What's the best way to create a large, complex, flexible UML diagram?
July 26, 2007 10:54 AM   Subscribe

I need to spec out a huge, complex application in UML. I'm looking for good tools/techniques to do this in a fluid situation, where there are a ton of classes and new ones will be added all the time.

My team is going to write a gargantuan program. We need to spec it, and I'm expecting we'll spend two or three weeks on the spec, before writing a line of code. It's vital that the finished spec be clear, rational, utilitarian and scalable. I've gotten to that point before, on other projects, but never on one this large. And my way of getting there is to make many drafts of the spec.

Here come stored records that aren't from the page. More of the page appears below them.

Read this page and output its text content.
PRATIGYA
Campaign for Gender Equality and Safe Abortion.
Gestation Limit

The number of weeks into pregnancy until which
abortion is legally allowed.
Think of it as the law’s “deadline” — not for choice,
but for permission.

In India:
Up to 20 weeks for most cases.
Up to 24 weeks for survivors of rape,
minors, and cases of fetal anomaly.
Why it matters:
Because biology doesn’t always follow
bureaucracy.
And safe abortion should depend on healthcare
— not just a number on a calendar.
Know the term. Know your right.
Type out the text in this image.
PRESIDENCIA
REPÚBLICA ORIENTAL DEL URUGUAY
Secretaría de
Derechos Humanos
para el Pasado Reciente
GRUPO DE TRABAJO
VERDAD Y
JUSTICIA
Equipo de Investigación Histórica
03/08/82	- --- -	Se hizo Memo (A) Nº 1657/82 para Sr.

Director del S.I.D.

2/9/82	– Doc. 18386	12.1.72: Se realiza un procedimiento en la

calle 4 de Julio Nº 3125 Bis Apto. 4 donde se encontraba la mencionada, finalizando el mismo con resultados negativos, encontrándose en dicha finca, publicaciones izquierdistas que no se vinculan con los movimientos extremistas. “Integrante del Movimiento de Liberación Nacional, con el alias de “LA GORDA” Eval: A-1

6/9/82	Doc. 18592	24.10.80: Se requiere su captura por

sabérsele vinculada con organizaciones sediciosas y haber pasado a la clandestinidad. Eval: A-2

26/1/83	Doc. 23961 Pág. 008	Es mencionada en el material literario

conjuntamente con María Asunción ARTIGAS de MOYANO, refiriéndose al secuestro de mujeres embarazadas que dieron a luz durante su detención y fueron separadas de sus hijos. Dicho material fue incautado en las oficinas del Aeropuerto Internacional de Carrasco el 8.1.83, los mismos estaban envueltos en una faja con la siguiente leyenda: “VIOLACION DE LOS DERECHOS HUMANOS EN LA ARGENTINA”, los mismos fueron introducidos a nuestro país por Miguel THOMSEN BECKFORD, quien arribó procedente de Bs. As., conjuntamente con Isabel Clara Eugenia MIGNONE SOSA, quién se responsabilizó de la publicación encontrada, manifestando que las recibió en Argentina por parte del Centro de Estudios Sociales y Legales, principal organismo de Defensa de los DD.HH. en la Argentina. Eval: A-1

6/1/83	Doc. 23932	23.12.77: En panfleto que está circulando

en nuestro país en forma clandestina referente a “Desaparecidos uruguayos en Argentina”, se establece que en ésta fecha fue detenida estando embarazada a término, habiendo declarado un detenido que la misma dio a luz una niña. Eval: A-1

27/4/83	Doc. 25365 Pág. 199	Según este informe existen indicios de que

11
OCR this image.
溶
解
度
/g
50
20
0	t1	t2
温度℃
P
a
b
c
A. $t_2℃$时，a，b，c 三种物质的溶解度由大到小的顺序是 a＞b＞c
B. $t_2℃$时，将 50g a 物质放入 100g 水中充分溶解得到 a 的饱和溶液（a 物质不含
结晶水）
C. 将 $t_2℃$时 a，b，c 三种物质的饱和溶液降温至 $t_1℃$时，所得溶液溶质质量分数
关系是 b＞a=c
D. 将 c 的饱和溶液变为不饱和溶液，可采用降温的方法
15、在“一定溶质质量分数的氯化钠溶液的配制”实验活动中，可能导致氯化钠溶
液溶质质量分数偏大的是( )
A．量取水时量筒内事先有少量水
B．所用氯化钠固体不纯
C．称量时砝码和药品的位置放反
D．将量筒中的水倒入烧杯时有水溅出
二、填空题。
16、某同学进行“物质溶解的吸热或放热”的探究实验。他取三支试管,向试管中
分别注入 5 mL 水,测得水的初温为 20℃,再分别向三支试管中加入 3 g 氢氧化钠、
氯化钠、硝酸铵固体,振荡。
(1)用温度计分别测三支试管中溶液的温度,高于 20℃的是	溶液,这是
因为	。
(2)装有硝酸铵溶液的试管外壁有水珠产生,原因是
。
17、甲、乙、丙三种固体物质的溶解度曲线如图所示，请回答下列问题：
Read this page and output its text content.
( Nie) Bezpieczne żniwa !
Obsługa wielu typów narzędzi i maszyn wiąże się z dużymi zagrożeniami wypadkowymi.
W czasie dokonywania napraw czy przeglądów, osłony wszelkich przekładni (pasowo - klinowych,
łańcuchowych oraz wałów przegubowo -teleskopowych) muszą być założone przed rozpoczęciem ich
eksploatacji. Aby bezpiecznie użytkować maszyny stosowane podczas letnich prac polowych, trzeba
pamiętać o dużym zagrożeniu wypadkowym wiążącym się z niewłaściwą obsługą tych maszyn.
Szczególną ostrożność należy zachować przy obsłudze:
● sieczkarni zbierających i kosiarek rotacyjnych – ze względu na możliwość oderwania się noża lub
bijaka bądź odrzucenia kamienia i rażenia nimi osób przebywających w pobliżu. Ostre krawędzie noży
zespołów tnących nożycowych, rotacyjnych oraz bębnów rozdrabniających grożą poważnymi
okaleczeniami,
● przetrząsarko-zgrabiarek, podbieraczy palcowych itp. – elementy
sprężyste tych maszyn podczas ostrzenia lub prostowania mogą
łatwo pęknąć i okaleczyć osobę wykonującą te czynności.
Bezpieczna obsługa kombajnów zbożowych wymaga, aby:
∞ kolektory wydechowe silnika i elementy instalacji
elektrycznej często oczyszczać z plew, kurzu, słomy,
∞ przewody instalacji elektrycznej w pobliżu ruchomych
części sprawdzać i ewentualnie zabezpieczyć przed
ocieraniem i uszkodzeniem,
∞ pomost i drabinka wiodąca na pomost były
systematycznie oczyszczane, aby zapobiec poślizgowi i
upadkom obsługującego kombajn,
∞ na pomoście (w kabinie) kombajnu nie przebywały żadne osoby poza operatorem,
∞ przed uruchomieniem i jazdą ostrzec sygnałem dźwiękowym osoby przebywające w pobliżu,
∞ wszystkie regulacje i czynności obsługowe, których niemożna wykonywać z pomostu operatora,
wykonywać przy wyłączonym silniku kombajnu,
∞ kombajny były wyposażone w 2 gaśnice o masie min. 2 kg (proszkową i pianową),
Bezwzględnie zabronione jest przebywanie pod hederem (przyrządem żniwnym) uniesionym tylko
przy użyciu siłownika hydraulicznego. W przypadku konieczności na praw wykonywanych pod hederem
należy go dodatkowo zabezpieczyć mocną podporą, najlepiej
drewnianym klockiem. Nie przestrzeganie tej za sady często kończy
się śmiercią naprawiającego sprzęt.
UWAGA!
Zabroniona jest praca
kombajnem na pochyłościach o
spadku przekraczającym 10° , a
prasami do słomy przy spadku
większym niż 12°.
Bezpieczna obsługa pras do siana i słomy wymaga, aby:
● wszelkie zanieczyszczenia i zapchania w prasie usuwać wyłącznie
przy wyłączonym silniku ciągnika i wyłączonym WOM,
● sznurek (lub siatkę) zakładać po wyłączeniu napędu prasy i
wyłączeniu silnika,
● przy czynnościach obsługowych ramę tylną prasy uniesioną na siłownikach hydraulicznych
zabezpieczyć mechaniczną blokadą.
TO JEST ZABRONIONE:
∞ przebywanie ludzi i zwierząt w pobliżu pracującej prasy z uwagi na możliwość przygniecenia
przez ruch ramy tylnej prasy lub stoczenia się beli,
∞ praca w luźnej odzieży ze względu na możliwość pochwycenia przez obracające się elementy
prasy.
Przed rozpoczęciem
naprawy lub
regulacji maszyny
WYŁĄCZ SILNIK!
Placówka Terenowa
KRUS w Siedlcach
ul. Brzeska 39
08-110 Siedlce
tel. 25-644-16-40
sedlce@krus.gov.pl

During draft stages, I continually refine the spec by adding new classes, removing redundant ones, etc. So the entire UML chart needs to be revised maybe 50 times before it's done.

The only UML tools I've used are graphical-UI ones, where you have to draw little boxes and drag connectors between them. But the thought of doing that on this project makes me queasy. It would mean continually dragging tons of boxes around to make space for new ones.

Here's what I'd like:

-- a way to create the graph via XML or something similar. The XML could be fed into an application that would spit out a diagram.

-- the XML/outline/whatever is easy to modify, in terms of adding new classes, relationships, etc.

-- when done, we could PRINT the whole diagram as a giant chart which we could hang on the wall. I guess it would have to be on many sheets of paper that we'd tape together. But we'd really like to be able to view the entire model at once.

Does such an app exist? If not, I'm very open to analog approaches. Is there a good method of doing something like this with tons of index cards (one for each class) tacked to the wall or something?

I'm sure other teams have faced this problem. How have the solved it?

We're Mac and Linux based, but if the best solution is PC-only, we could go that way via parallels.

If it matters (and I'm not sure why it would), this will be a web app coded in Actionscript 3.0.
posted by grumblebee to Computers & Internet (11 answers total) 3 users marked this as a favorite
 
Best answer: The mighty Graphviz?
posted by zemblamatic at 11:03 AM on July 26, 2007


Note: the OSX port of graphviz is sweet although maybe you could describe the structure in the DOT language.
posted by zemblamatic at 11:06 AM on July 26, 2007


More. I will leave this thread alone now...
posted by zemblamatic at 11:08 AM on July 26, 2007


MagicDraw lets you build the model independently of the diagram. You can have many different views of the model, but the model itself is represented in a tree on the left hand side of the interface. You can build your model completely without diagrams if you want.
posted by cmicali at 11:11 AM on July 26, 2007


Oh, and there is a free Community Edition you can use to try it out.
posted by cmicali at 11:11 AM on July 26, 2007


Response by poster: Cool, zemblamatic! The dot language looks very much like JSON.
posted by grumblebee at 11:11 AM on July 26, 2007


I use Enterprise Architect for this, and while it doesn't precisely meet your needs, I think you should take a look at it anyway. It's an excellent tool for designing large applications. It is primarily a Windows app but has a Linux port that I am unfamiliar with.

It is a graphical UML tool, but it has an import/export XML schema.
posted by feloniousmonk at 11:36 AM on July 26, 2007


Response by poster: Thanks, feloniousmonk. I will definitely look at all apps suggested here.
posted by grumblebee at 11:40 AM on July 26, 2007


It doesn't exactly meet your requirements either, but I'll toss umlet into the mix.
posted by AmaAyeRrsOonN at 11:49 AM on July 26, 2007


Laugh if you will, but if I wanted to generate a UML diagram strictly from text, I'd probably create a bunch of C++ headers defining the classes and their relationships, and then run them through one of those C++ to UML tools. It might beat learning a new XML spec (if you already know C++, that is).
posted by DarkForest at 2:36 PM on July 26, 2007


As for the ton of index cards idea, you probably already know about CRC Cards.